Die japanische Wirtschaft stagniert und ist seit 15 Jahren deflationär. Seit dem 2. Trimester 2014 ist sie trotz „Abenomics“ in der Rezession. Abenomics ist der Name, den man der Wirtschaftspolitik des liberalen Premiers Shinzo Abe in Anspielung an die vergangenen „Reaganomics“ des ehemaligen amerikanischen Präsidenten gab. Inhaltlich ist es wohl ebenfalls eine liberale Politik aber mit anderen Akzenten. Vor allem sind die Akzente anders als es der Mainstream der liberalen Wirtschaftspolitik Europas vorschreiben würde.
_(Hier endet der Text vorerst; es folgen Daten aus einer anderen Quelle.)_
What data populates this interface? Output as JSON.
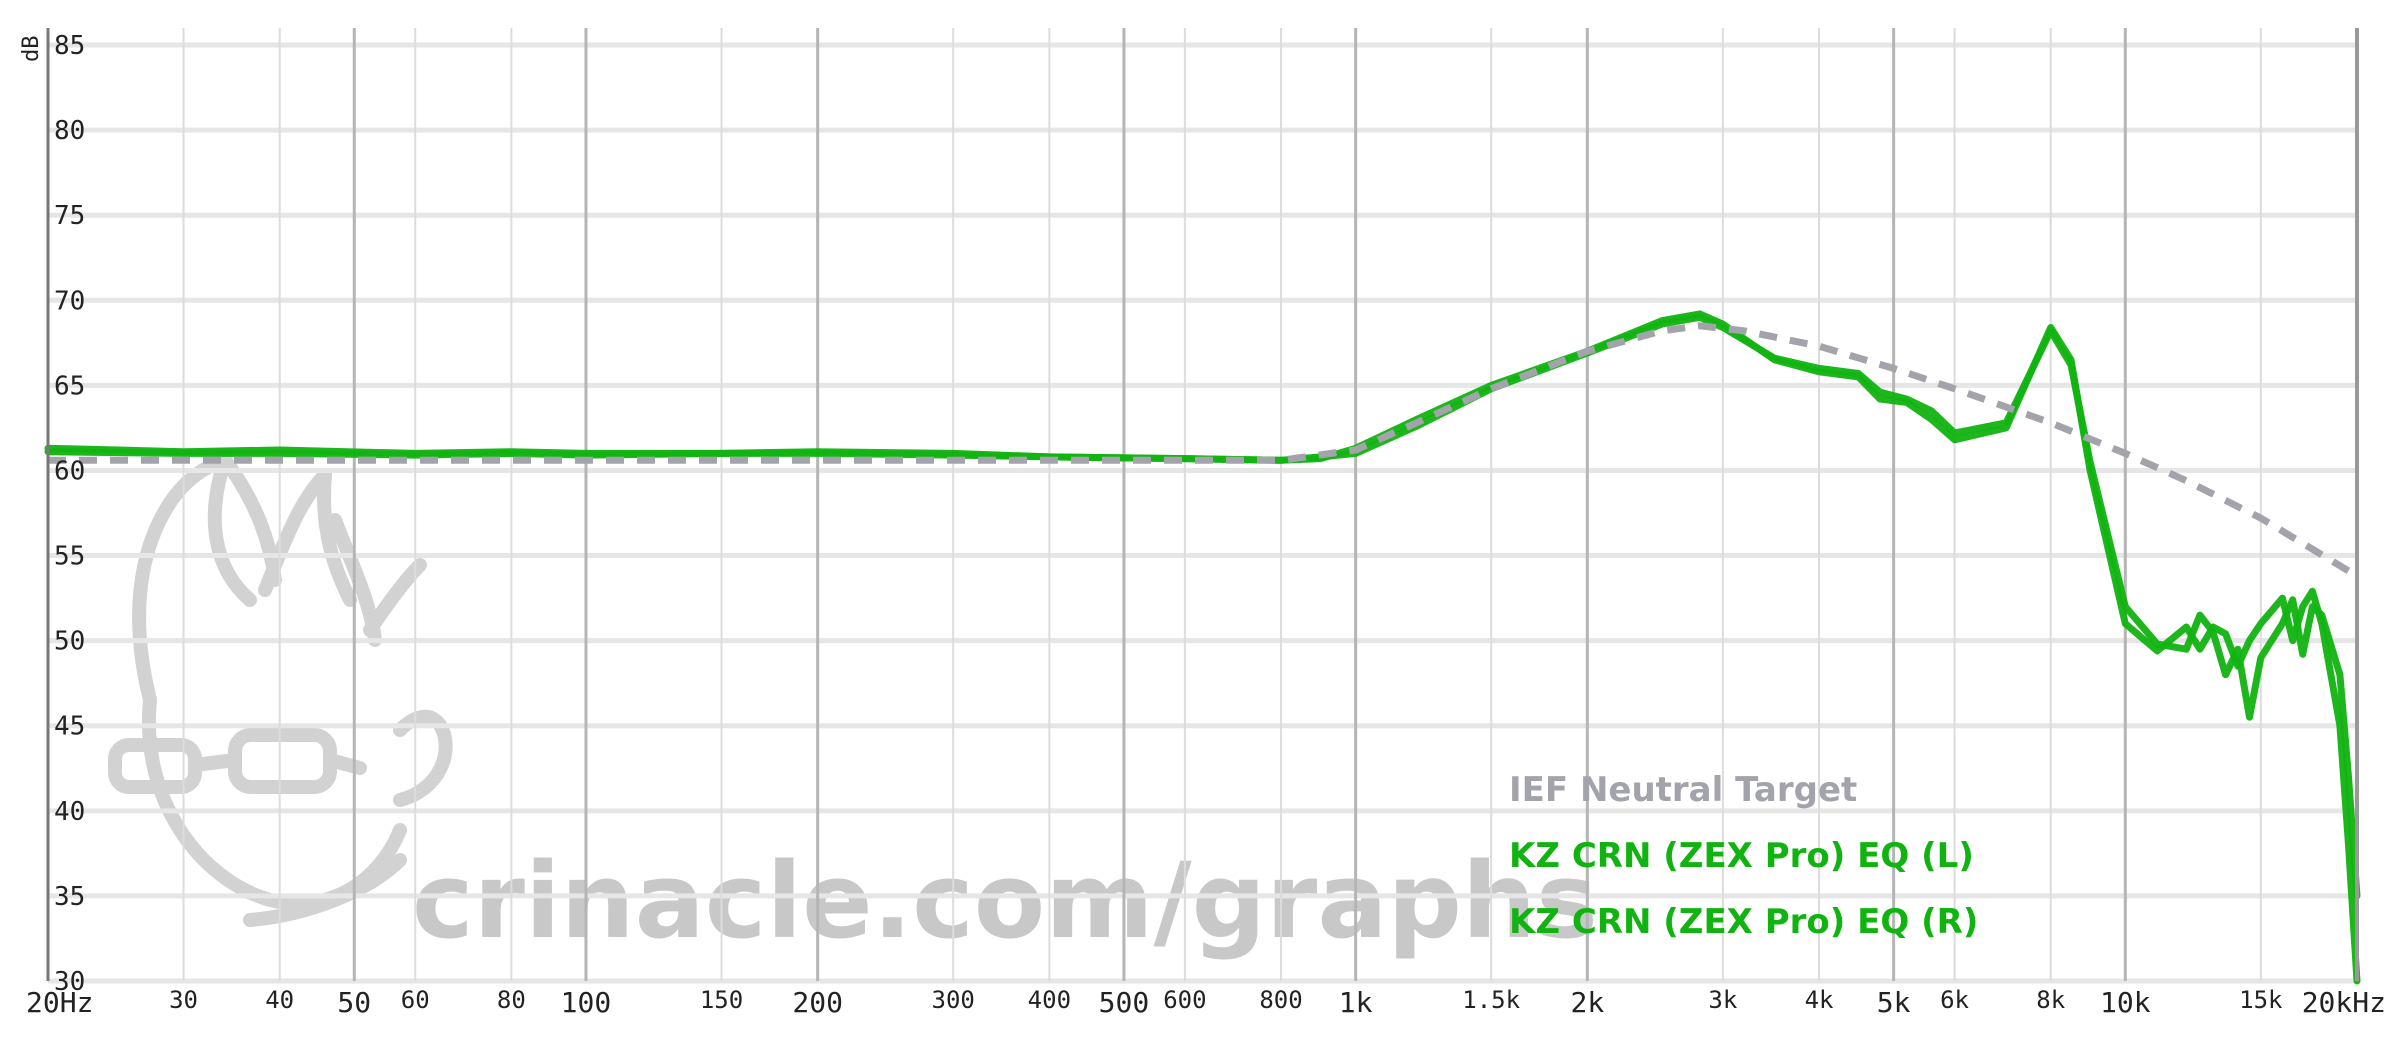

Um der nicht enden wollenden Stagnation und Deflation ein Ende zu bereiten, setzte Abe auf den schwachen Yen, auf viel Geld Drucken und massiv Geld in die Wirtschaft Pumpen. Er fordert Lohnerhöhungen in der Wirtschaft, um die Binnennachfrage zu fördern. Die Zentralbank kaufte jährlich bis zu 572 Millionen € (in Yen natürlich) Staatsanleihen auf und erhöhte die Geldbasis um 16% im Jahr. Das alles bei einer Staatsverschuldung von mehr als 230% des BIP. Die Arbeitslosigkeit liegt momentan bei 2,5%.

Diese Ratio lässt sich zum Teil durch die regressive Demographie Japans erklären. Strukturpolitische Maßnahmen betreffen die Arbeitsorganisation und die angestrebte Erhöhung des Beschäftigungsrate vor allem der Frauen. Abe verfolgt außerdem eine reaktionäre Linie, die den verfassungsmäßigen Pazifismus unterhöhlen und private Polizeikräfte stärken soll.

„Abe tut, was viele Ökonomen für die USA und Europa fordern“

In einem Beitrag von April 2013 feiert Nobelpreisträger Joseph E. Stiglitz die Abenomics geradezu überschwänglich: „Abe tut, was viele Ökonomen (darunter auch ich) für die USA und Europa fordern: er setzt ein umfassendes, geld-, fiskal- und strukturpolitische Strategien beinhaltendes Programm um.“ Und weiter: “Falls das umfassende Programm, das Abe vorgelegt hat, gut umgesetzt wird, ist die wachsende Zuversicht dieser Tage begründet.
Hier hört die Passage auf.